The price of gas at the pump is largely set by global oil prices.
West Texas Intermediate crude, the U.S. oil benchmark, was at $83.29 per barrel by midday trading on Sept. 21, after tumbling from a high of more than $120 per barrel in mid-June.
The early summer caused major concern that high gas prices would hinder consumer demand and push the economy into a bad recession, but a jump in increased supply of oil due to the Biden administration’s release of the U.S. Strategic Petroleum Reserve (SPR) alleviated some of those fears.
President Joe Biden’s decision to release some of the reserves in March caused SPR levels to fall to their lowest point since 1984, as its crude stocks fell to 434 million barrels from about 600 million barrels.
“The 27 percent decline this year is already the largest ever for a calendar year by a wide margin, and there’s still three and a half months to go,” noted Charlie Bilello, founder and CEO of Compound Capital Advisors.
The White House has said that it would consider replenishing the SPR once the price of oil falls below $80 a barrel, according to Bloomberg.
However, the Department of Energy told Bloomberg, that any proposed approach to replenish the SPR”does not include any such trigger proposal.

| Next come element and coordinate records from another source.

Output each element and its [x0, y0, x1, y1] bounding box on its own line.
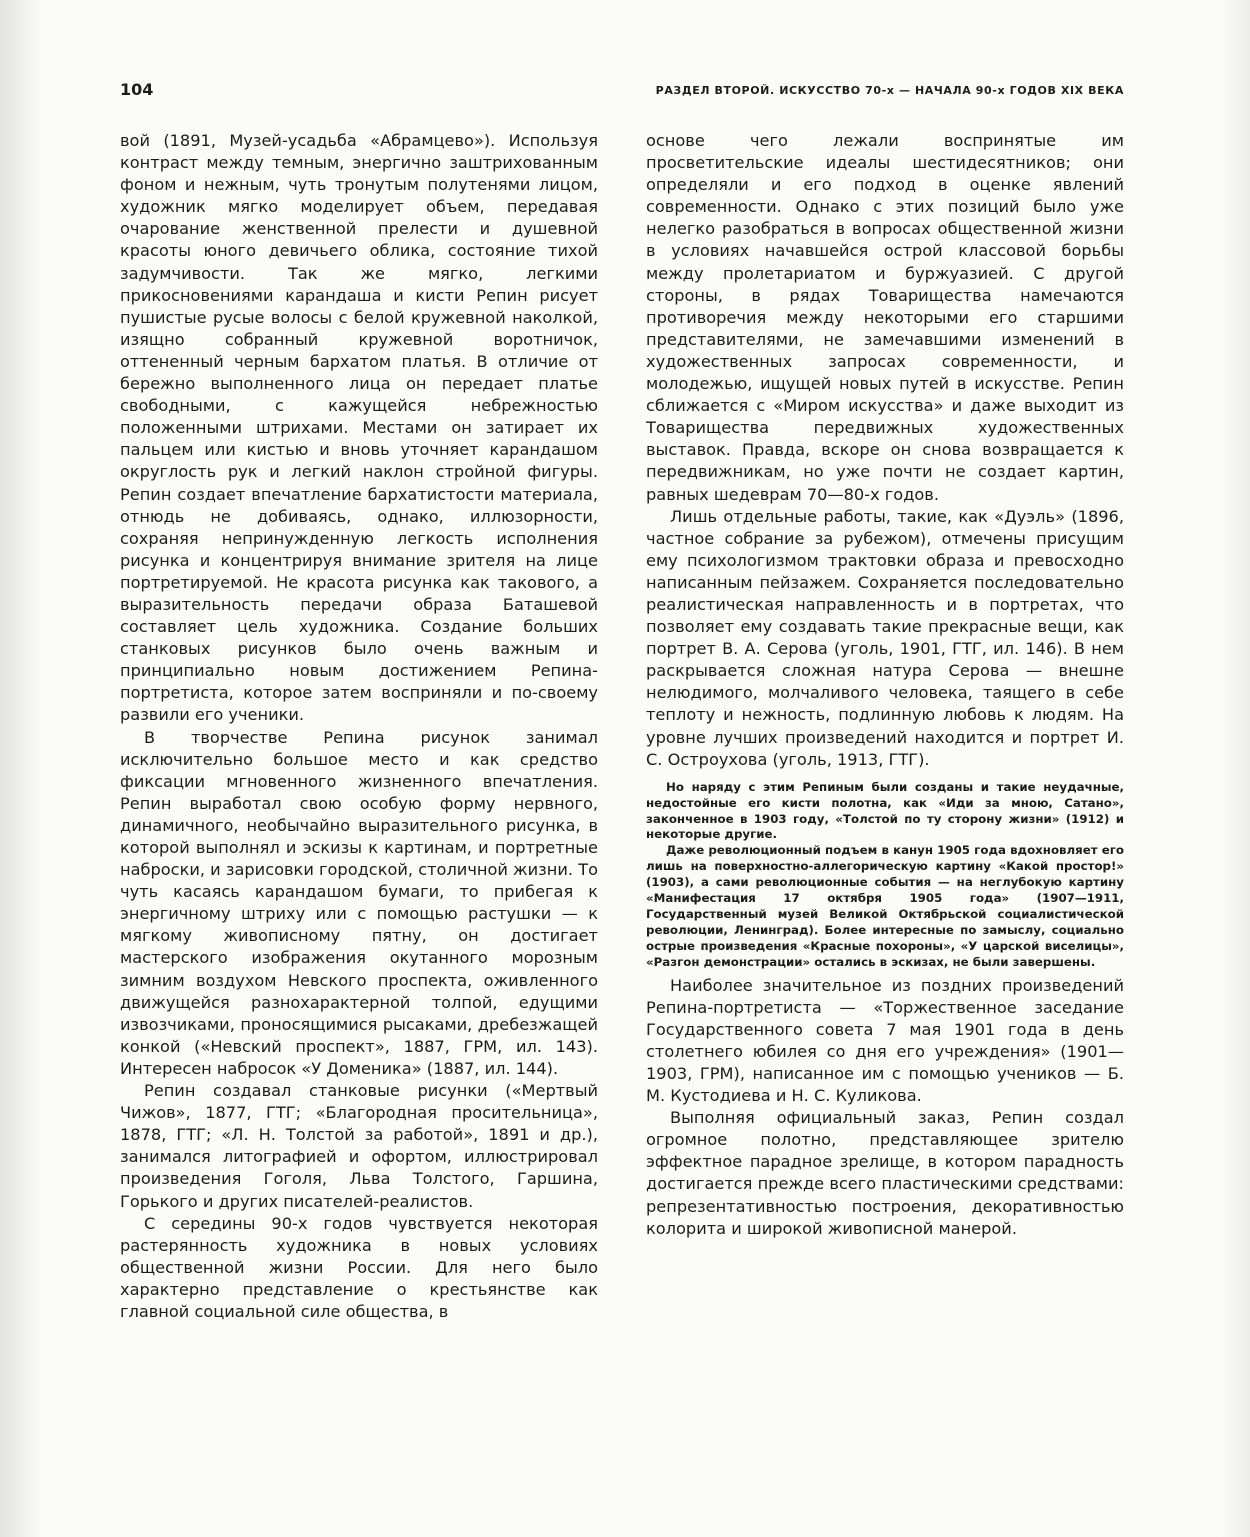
right-column: [646, 130, 1124, 1240]
paragraph: В творчестве Репина рисунок занимал исключительно большое место и как средство фиксации мгновенного жизненного впечатления. Репин выработал свою особую форму нервного, динамичного, необычайно выразительного рисунка, в которой выполнял и эскизы к картинам, и портретные наброски, и зарисовки городской, столичной жизни. То чуть касаясь карандашом бумаги, то прибегая к энергичному штриху или с помощью растушки — к мягкому живописному пятну, он достигает мастерского изображения окутанного морозным зимним воздухом Невского проспекта, оживленного движущейся разнохарактерной толпой, едущими извозчиками, проносящимися рысаками, дребезжащей конкой («Невский проспект», 1887, ГРМ, ил. 143). Интересен набросок «У Доменика» (1887, ил. 144).: [120, 727, 598, 1078]
paragraph: Репин создавал станковые рисунки («Мертвый Чижов», 1877, ГТГ; «Благородная просительница», 1878, ГТГ; «Л. Н. Толстой за работой», 1891 и др.), занимался литографией и офортом, иллюстрировал произведения Гоголя, Льва Толстого, Гаршина, Горького и других писателей-реалистов.: [120, 1081, 598, 1211]
note-paragraph: Но наряду с этим Репиным были созданы и такие неудачные, недостойные его кисти полотна, как «Иди за мною, Сатано», законченное в 1903 году, «Толстой по ту сторону жизни» (1912) и некоторые другие.: [646, 779, 1124, 842]
paragraph: Лишь отдельные работы, такие, как «Дуэль» (1896, частное собрание за рубежом), отмечены присущим ему психологизмом трактовки образа и превосходно написанным пейзажем. Сохраняется последовательно реалистическая направленность и в портретах, что позволяет ему создавать такие прекрасные вещи, как портрет В. А. Серова (уголь, 1901, ГТГ, ил. 146). В нем раскрывается сложная натура Серова — внешне нелюдимого, молчаливого человека, таящего в себе теплоту и нежность, подлинную любовь к людям. На уровне лучших произведений находится и портрет И. С. Остроухова (уголь, 1913, ГТГ).: [646, 506, 1124, 769]
paragraph: основе чего лежали воспринятые им просветительские идеалы шестидесятников; они определяли и его подход в оценке явлений современности. Однако с этих позиций было уже нелегко разобраться в вопросах общественной жизни в условиях начавшейся острой классовой борьбы между пролетариатом и буржуазией. С другой стороны, в рядах Товарищества намечаются противоречия между некоторыми его старшими представителями, не замечавшими изменений в художественных запросах современности, и молодежью, ищущей новых путей в искусстве. Репин сближается с «Миром искусства» и даже выходит из Товарищества передвижных художественных выставок. Правда, вскоре он снова возвращается к передвижникам, но уже почти не создает картин, равных шедеврам 70—80-х годов.: [646, 131, 1124, 504]
running-head: РАЗДЕЛ ВТОРОЙ. ИСКУССТВО 70-х — НАЧАЛА 90-х ГОДОВ XIX ВЕКА: [655, 84, 1124, 97]
page-edge: [1220, 0, 1250, 1537]
note-paragraph: Даже революционный подъем в канун 1905 года вдохновляет его лишь на поверхностно-аллегорическую картину «Какой простор!» (1903), а сами революционные события — на неглубокую картину «Манифестация 17 октября 1905 года» (1907—1911, Государственный музей Великой Октябрьской социалистической революции, Ленинград). Более интересные по замыслу, социально острые произведения «Красные похороны», «У царской виселицы», «Разгон демонстрации» остались в эскизах, не были завершены.: [646, 843, 1124, 969]
paragraph: вой (1891, Музей-усадьба «Абрамцево»). Используя контраст между темным, энергично заштрихованным фоном и нежным, чуть тронутым полутенями лицом, художник мягко моделирует объем, передавая очарование женственной прелести и душевной красоты юного девичьего облика, состояние тихой задумчивости. Так же мягко, легкими прикосновениями карандаша и кисти Репин рисует пушистые русые волосы с белой кружевной наколкой, изящно собранный кружевной воротничок, оттененный черным бархатом платья. В отличие от бережно выполненного лица он передает платье свободными, с кажущейся небрежностью положенными штрихами. Местами он затирает их пальцем или кистью и вновь уточняет карандашом округлость рук и легкий наклон стройной фигуры. Репин создает впечатление бархатистости материала, отнюдь не добиваясь, однако, иллюзорности, сохраняя непринужденную легкость исполнения рисунка и концентрируя внимание зрителя на лице портретируемой. Не красота рисунка как такового, а выразительность передачи образа Баташевой составляет цель художника. Создание больших станковых рисунков было очень важным и принципиально новым достижением Репина-портретиста, которое затем восприняли и по-своему развили его ученики.: [120, 131, 598, 725]
small-print-note: [646, 780, 1124, 971]
page-number: 104: [120, 80, 154, 99]
page-binding-shadow: [0, 0, 42, 1537]
paragraph: Выполняя официальный заказ, Репин создал огромное полотно, представляющее зрителю эффектное парадное зрелище, в котором парадность достигается прежде всего пластическими средствами: репрезентативностью построения, декоративностью колорита и широкой живописной манерой.: [646, 1108, 1124, 1238]
left-column: [120, 130, 598, 1323]
paragraph: С середины 90-х годов чувствуется некоторая растерянность художника в новых условиях общественной жизни России. Для него было характерно представление о крестьянстве как главной социальной силе общества, в: [120, 1213, 598, 1321]
paragraph: Наиболее значительное из поздних произведений Репина-портретиста — «Торжественное заседание Государственного совета 7 мая 1901 года в день столетнего юбилея со дня его учреждения» (1901—1903, ГРМ), написанное им с помощью учеников — Б. М. Кустодиева и Н. С. Куликова.: [646, 975, 1124, 1106]
page-header: [120, 80, 1124, 104]
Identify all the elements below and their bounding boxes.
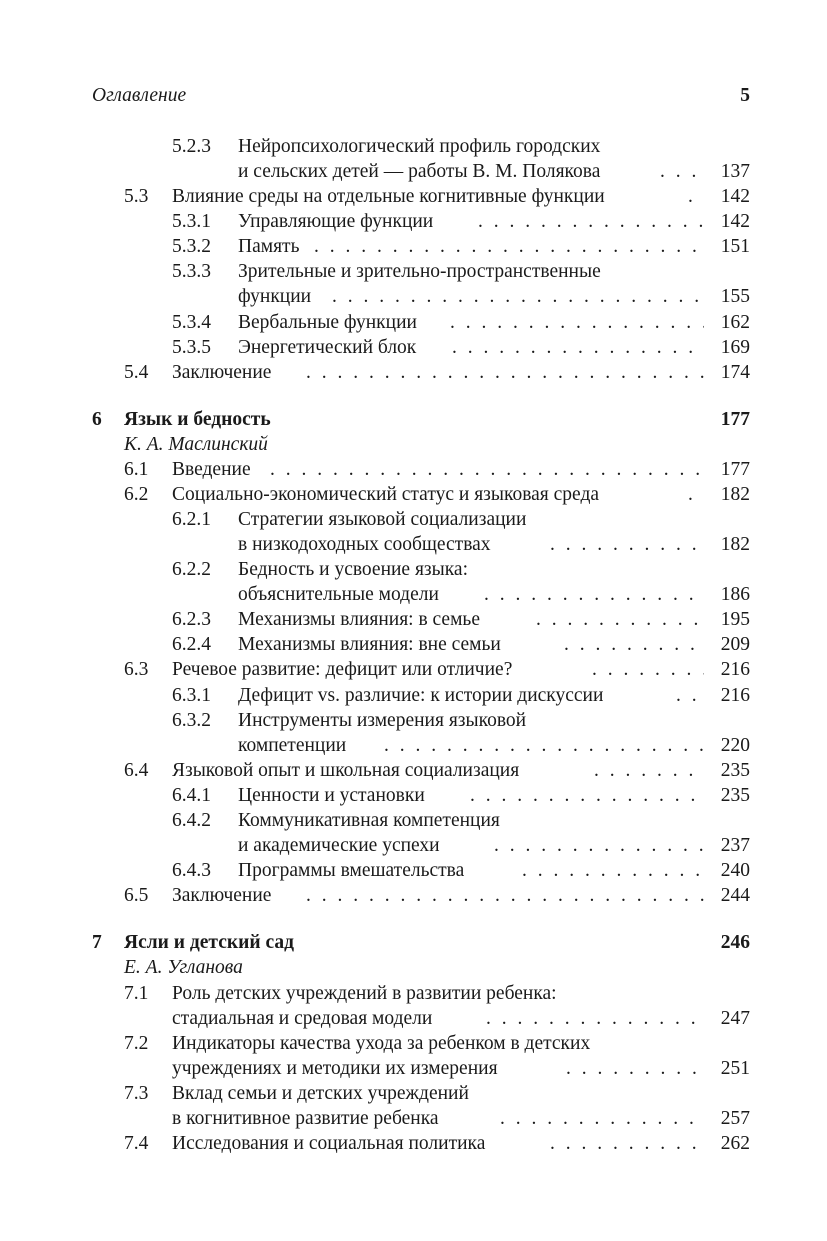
toc-page: 137	[720, 161, 750, 182]
dot-leader	[306, 883, 704, 908]
dot-leader	[522, 858, 704, 883]
toc-title: Введение	[172, 459, 251, 480]
toc-title: Заключение	[172, 362, 272, 383]
toc-number: 6.5	[124, 885, 149, 906]
toc-line[interactable]	[0, 1056, 750, 1081]
toc-line[interactable]	[0, 1006, 750, 1031]
toc-line[interactable]	[0, 310, 750, 335]
toc-number: 6.3	[124, 659, 149, 680]
toc-line[interactable]	[0, 234, 750, 259]
toc-chapter-number: 6	[92, 409, 102, 430]
toc-page: 240	[720, 860, 750, 881]
toc-line[interactable]	[0, 259, 750, 284]
toc-page: 142	[720, 211, 750, 232]
toc-line[interactable]	[0, 532, 750, 557]
toc-page: 251	[720, 1058, 750, 1079]
toc-title: в низкодоходных сообществах	[238, 534, 491, 555]
toc-line[interactable]	[0, 657, 750, 682]
toc-line[interactable]	[0, 808, 750, 833]
toc-line[interactable]	[0, 1131, 750, 1156]
toc-title: Механизмы влияния: вне семьи	[238, 634, 501, 655]
toc-line[interactable]	[0, 833, 750, 858]
toc-title: Исследования и социальная политика	[172, 1133, 486, 1154]
toc-author: Е. А. Угланова	[124, 957, 243, 978]
toc-page: 162	[720, 312, 750, 333]
toc-page: 142	[720, 186, 750, 207]
toc-title: Речевое развитие: дефицит или отличие?	[172, 659, 513, 680]
toc-number: 5.4	[124, 362, 149, 383]
dot-leader	[550, 532, 704, 557]
toc-number: 5.3.1	[172, 211, 211, 232]
toc-title: Социально-экономический статус и языковая среда	[172, 484, 600, 505]
toc-title: и сельских детей — работы В. М. Полякова	[238, 161, 601, 182]
toc-title: объяснительные модели	[238, 584, 439, 605]
toc-page: 220	[720, 735, 750, 756]
toc-page: 237	[720, 835, 750, 856]
toc-line[interactable]	[0, 683, 750, 708]
dot-leader	[592, 657, 704, 682]
toc-title: Управляющие функции	[238, 211, 434, 232]
toc-page: 182	[720, 534, 750, 555]
toc-author: К. А. Маслинский	[124, 434, 268, 455]
toc-line[interactable]	[0, 335, 750, 360]
toc-title: Коммуникативная компетенция	[238, 810, 500, 831]
toc-line[interactable]	[0, 607, 750, 632]
toc-line[interactable]	[0, 758, 750, 783]
toc-chapter-line[interactable]	[0, 407, 750, 432]
dot-leader	[550, 1131, 704, 1156]
running-header-title: Оглавление	[92, 85, 187, 106]
toc-line[interactable]	[0, 1081, 750, 1106]
toc-line[interactable]	[0, 981, 750, 1006]
toc-number: 6.2	[124, 484, 149, 505]
toc-number: 5.3.5	[172, 337, 211, 358]
toc-page: 177	[720, 459, 750, 480]
toc-number: 6.3.2	[172, 710, 211, 731]
toc-chapter-title: Ясли и детский сад	[124, 932, 294, 953]
toc-title: учреждениях и методики их измерения	[172, 1058, 498, 1079]
toc-line[interactable]	[0, 134, 750, 159]
dot-leader	[566, 1056, 704, 1081]
toc-number: 5.3	[124, 186, 149, 207]
toc-line[interactable]	[0, 858, 750, 883]
toc-number: 6.2.3	[172, 609, 211, 630]
dot-leader	[688, 482, 704, 507]
dot-leader	[452, 335, 704, 360]
toc-title: Инструменты измерения языковой	[238, 710, 527, 731]
toc-page: 244	[720, 885, 750, 906]
toc-number: 6.1	[124, 459, 149, 480]
dot-leader	[500, 1106, 704, 1131]
toc-page: 155	[720, 286, 750, 307]
dot-leader	[564, 632, 704, 657]
dot-leader	[536, 607, 704, 632]
toc-page: 186	[720, 584, 750, 605]
toc-author-line	[0, 432, 750, 457]
toc-line[interactable]	[0, 209, 750, 234]
toc-page: 195	[720, 609, 750, 630]
toc-page: 216	[720, 685, 750, 706]
dot-leader	[450, 310, 704, 335]
toc-title: компетенции	[238, 735, 347, 756]
toc-title: Бедность и усвоение языка:	[238, 559, 468, 580]
toc-number: 6.3.1	[172, 685, 211, 706]
toc-line[interactable]	[0, 883, 750, 908]
toc-chapter-title: Язык и бедность	[124, 409, 271, 430]
dot-leader	[470, 783, 704, 808]
toc-page: 235	[720, 760, 750, 781]
toc-line[interactable]	[0, 582, 750, 607]
toc-number: 7.3	[124, 1083, 149, 1104]
toc-author-line	[0, 955, 750, 980]
toc-title: Ценности и установки	[238, 785, 425, 806]
toc-page: 262	[720, 1133, 750, 1154]
toc-number: 5.3.2	[172, 236, 211, 257]
toc-title: Программы вмешательства	[238, 860, 465, 881]
toc-line[interactable]	[0, 733, 750, 758]
running-header-page-number: 5	[740, 85, 750, 106]
toc-title: Роль детских учреждений в развитии ребенка:	[172, 983, 557, 1004]
toc-page: 246	[720, 932, 750, 953]
dot-leader	[270, 457, 704, 482]
dot-leader	[332, 284, 704, 309]
toc-title: Энергетический блок	[238, 337, 417, 358]
toc-title: функции	[238, 286, 312, 307]
toc-line[interactable]	[0, 482, 750, 507]
toc-number: 5.2.3	[172, 136, 211, 157]
toc-number: 7.1	[124, 983, 149, 1004]
toc-line[interactable]	[0, 783, 750, 808]
toc-title: Языковой опыт и школьная социализация	[172, 760, 520, 781]
running-header	[92, 85, 750, 109]
toc-number: 6.4.1	[172, 785, 211, 806]
toc-line[interactable]	[0, 557, 750, 582]
toc-page: 169	[720, 337, 750, 358]
toc-title: Зрительные и зрительно-пространственные	[238, 261, 601, 282]
toc-page: 209	[720, 634, 750, 655]
toc-page: 247	[720, 1008, 750, 1029]
toc-title: и академические успехи	[238, 835, 440, 856]
toc-title: Механизмы влияния: в семье	[238, 609, 480, 630]
dot-leader	[688, 184, 704, 209]
dot-leader	[660, 159, 704, 184]
dot-leader	[486, 1006, 704, 1031]
toc-number: 6.4	[124, 760, 149, 781]
toc-line[interactable]	[0, 632, 750, 657]
dot-leader	[494, 833, 704, 858]
toc-line[interactable]	[0, 184, 750, 209]
toc-number: 6.4.3	[172, 860, 211, 881]
toc-title: Заключение	[172, 885, 272, 906]
toc-page: 174	[720, 362, 750, 383]
toc-chapter-number: 7	[92, 932, 102, 953]
toc-number: 5.3.3	[172, 261, 211, 282]
toc-title: в когнитивное развитие ребенка	[172, 1108, 439, 1129]
toc-title: Стратегии языковой социализации	[238, 509, 527, 530]
toc-chapter-line[interactable]	[0, 930, 750, 955]
toc-page: 216	[720, 659, 750, 680]
toc-page: 182	[720, 484, 750, 505]
toc-line[interactable]	[0, 1031, 750, 1056]
toc-title: Влияние среды на отдельные когнитивные функции	[172, 186, 605, 207]
toc-title: Нейропсихологический профиль городских	[238, 136, 601, 157]
toc-title: Память	[238, 236, 300, 257]
toc-title: Дефицит vs. различие: к истории дискуссии	[238, 685, 604, 706]
toc-page: 151	[720, 236, 750, 257]
dot-leader	[306, 360, 704, 385]
toc-line[interactable]	[0, 284, 750, 309]
toc-title: Вклад семьи и детских учреждений	[172, 1083, 469, 1104]
toc-title: стадиальная и средовая модели	[172, 1008, 433, 1029]
toc-number: 7.4	[124, 1133, 149, 1154]
toc-line[interactable]	[0, 708, 750, 733]
toc-line[interactable]	[0, 159, 750, 184]
dot-leader	[478, 209, 704, 234]
toc-title: Вербальные функции	[238, 312, 417, 333]
toc-line[interactable]	[0, 1106, 750, 1131]
toc-number: 7.2	[124, 1033, 149, 1054]
toc-title: Индикаторы качества ухода за ребенком в детских	[172, 1033, 591, 1054]
toc-line[interactable]	[0, 360, 750, 385]
toc-line[interactable]	[0, 457, 750, 482]
toc-number: 5.3.4	[172, 312, 211, 333]
toc-number: 6.4.2	[172, 810, 211, 831]
toc-page: 177	[720, 409, 750, 430]
dot-leader	[676, 683, 704, 708]
dot-leader	[314, 234, 704, 259]
toc-line[interactable]	[0, 507, 750, 532]
toc-number: 6.2.2	[172, 559, 211, 580]
toc-number: 6.2.1	[172, 509, 211, 530]
toc-page: 235	[720, 785, 750, 806]
toc-page: 257	[720, 1108, 750, 1129]
toc-number: 6.2.4	[172, 634, 211, 655]
dot-leader	[594, 758, 704, 783]
dot-leader	[484, 582, 704, 607]
dot-leader	[384, 733, 704, 758]
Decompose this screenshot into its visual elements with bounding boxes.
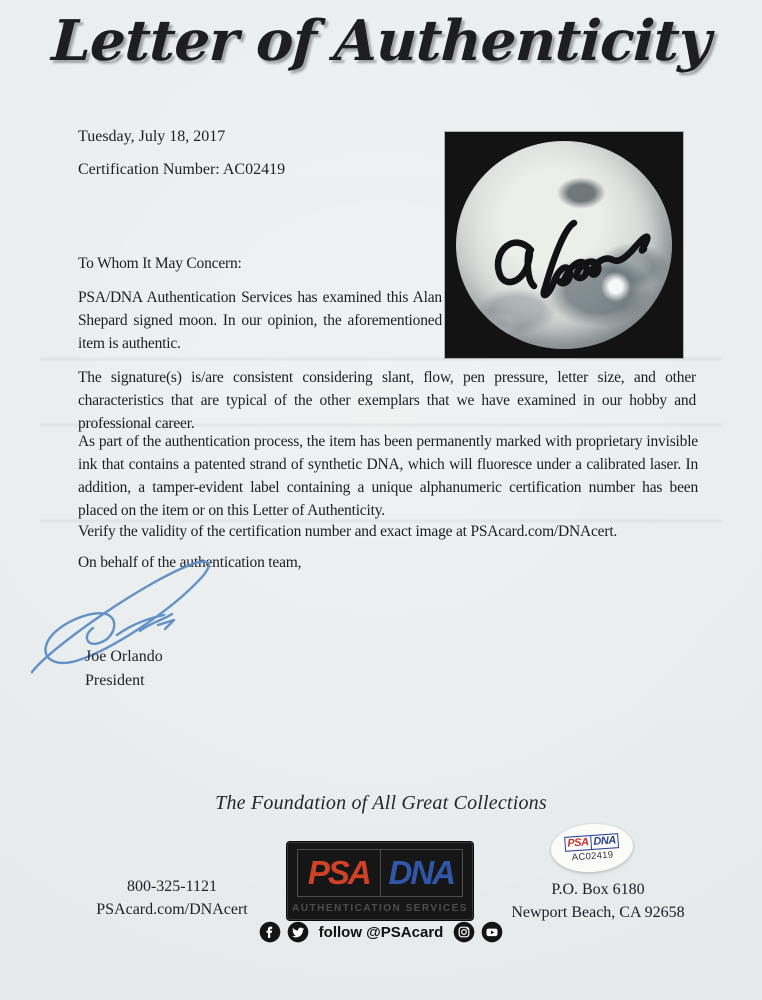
letter-date: Tuesday, July 18, 2017 [78,128,226,145]
instagram-icon [453,921,475,943]
signer-title: President [85,672,145,689]
city-state-zip: Newport Beach, CA 92658 [511,904,685,921]
foundation-tagline: The Foundation of All Great Collections [215,792,547,814]
paragraph-signature-consistency: The signature(s) is/are consistent considering slant, flow, pen pressure, letter size, and other characteristics that are typical of the other exemplars that we have examined in our hobby and professional career. [78,369,696,432]
psa-logo-text: PSA [298,850,381,896]
signed-moon-photo [445,132,683,358]
certification-number-line: Certification Number: AC02419 [78,161,286,178]
sticker-cert-number: AC02419 [571,849,614,863]
psa-dna-logo [287,842,473,920]
social-row [0,921,762,943]
scan-ripple [40,358,722,360]
website-url: PSAcard.com/DNAcert [96,901,248,918]
contact-left [52,875,292,921]
page-title: Letter of Authenticity [50,8,712,74]
twitter-icon [287,921,309,943]
paragraph-dna-marking: As part of the authentication process, the item has been permanently marked with proprietary invisible ink that contains a patented strand of synthetic DNA, which will fluoresce under a calibrated laser. In addition, a tamper-evident label containing a unique alphanumeric certification number has been placed on the item or on this Letter of Authenticity. [78,433,698,519]
dna-logo-text: DNA [388,854,454,891]
contact-right [478,878,718,924]
alan-shepard-signature [445,132,683,358]
facebook-icon [259,921,281,943]
paragraph-examined: PSA/DNA Authentication Services has examined this Alan Shepard signed moon. In our opinion, the aforementioned item is authentic. [78,289,442,352]
social-handle-text: follow @PSAcard [318,923,444,941]
signer-name: Joe Orlando [85,648,163,665]
tamper-evident-label [549,821,634,875]
paragraph-verify: Verify the validity of the certification number and exact image at PSAcard.com/DNAcert. [78,523,618,540]
psa-dna-logo-letters [297,849,463,897]
po-box: P.O. Box 6180 [551,881,645,898]
salutation: To Whom It May Concern: [78,255,242,272]
youtube-icon [481,921,503,943]
logo-subtitle: AUTHENTICATION SERVICES [292,903,468,914]
closing-line: On behalf of the authentication team, [78,554,302,571]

As we said then, we anticipate that replenishment would not occur until well into the future, likely after fiscal year 2023.”
Former President Donald Trump refilled the reserve during his term when the price of crude was much lower.
The White House said it is still committed to releasing 50 million barrels from the SPR in November.
Gas Prices and the Midterms
Energy-driven inflation remains one of the biggest political problems for Biden and the Democrats for the midterm elections this November, but gas prices falling below $4 per gallon has reduced some of the pressure.
Inflation still remains at a record high, with rapid increases in costs for goods and services, which led the U.S. economy to contract in the first half of the year.
Recent data from the Federal Reserve Bank of Atlanta predicts that U.S. gross domestic product will have almost zero growth for the third straight quarter this year.
Meanwhile, Biden has been urging oil-exporting countries such as Saudi Arabia to pump more crude, while at the same time attempting to press other countries to cease imports of Russian energy.
He also has accused oil companies for what he considered price gouging, despite leasing the least amount of federal land for drilling since World War II.
Energy futures traders expect oil and gasoline prices, which are volatile and subject to the news cycle, will continue falling over the next year as long as the market is not hit by a sudden turn in global events.